Education leading to individualism...that depends on the objective of education and how the process is undertaken.

Personally, the higher education I've been fortunate to receive, the deeper the level at which I feel Papua New Guinean.

I've seen that in many of my colleagues as well.

Most likely it is the doors that open up to us upon receiving higher and higher levels of education - and the rewards that capitalism offers those who are highly educated - that leads to individualistic decisions.

Friends and acquaintances often ask me what I will do after completing my study in Australia - I tell them, there's so much work for me to do back home, that the sooner I get back there, the better.

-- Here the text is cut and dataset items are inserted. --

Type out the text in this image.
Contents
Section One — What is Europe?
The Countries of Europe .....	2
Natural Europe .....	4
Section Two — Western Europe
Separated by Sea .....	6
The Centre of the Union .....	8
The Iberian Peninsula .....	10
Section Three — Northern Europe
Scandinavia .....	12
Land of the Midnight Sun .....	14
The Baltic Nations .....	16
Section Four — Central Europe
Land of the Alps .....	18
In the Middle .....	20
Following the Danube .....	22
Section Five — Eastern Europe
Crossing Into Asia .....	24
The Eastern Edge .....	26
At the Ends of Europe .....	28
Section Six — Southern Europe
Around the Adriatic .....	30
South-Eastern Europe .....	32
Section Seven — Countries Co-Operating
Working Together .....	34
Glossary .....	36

P.S. You're likes on the wording of your poems - I only make suggestions as I see them - the creation is entirely yours.

Wardley Barry

And thank you Davidson.

Wardley Barry

A great suggestion, Michael. Fits in well.

What I had in mind in that line is that we have adopted a foreign currency or ideology (kina and toea are words we now use to describe something that isn't ours) to replace a system of transaction that is based on relationship. And we use that currency to pay for their ignorance of how we do society and relationship here.

I see education as vital to our growth. But the thing that worries me is that the more educated we become, the more individualistic we tend to become.

Perhaps if you're editing my collection, you can replace in that line. I wouldn't mind.

Simon Davidson

An excellent poem capture the today's situation in our nation. Very thoughtful and elegant prose.

Michael Dom

Polemical.

That is skillfully woven rhyme in the terza rima.

Only the 10 cents doesn't make sense in PNG context:

"For their stupidity we pay 10 cents."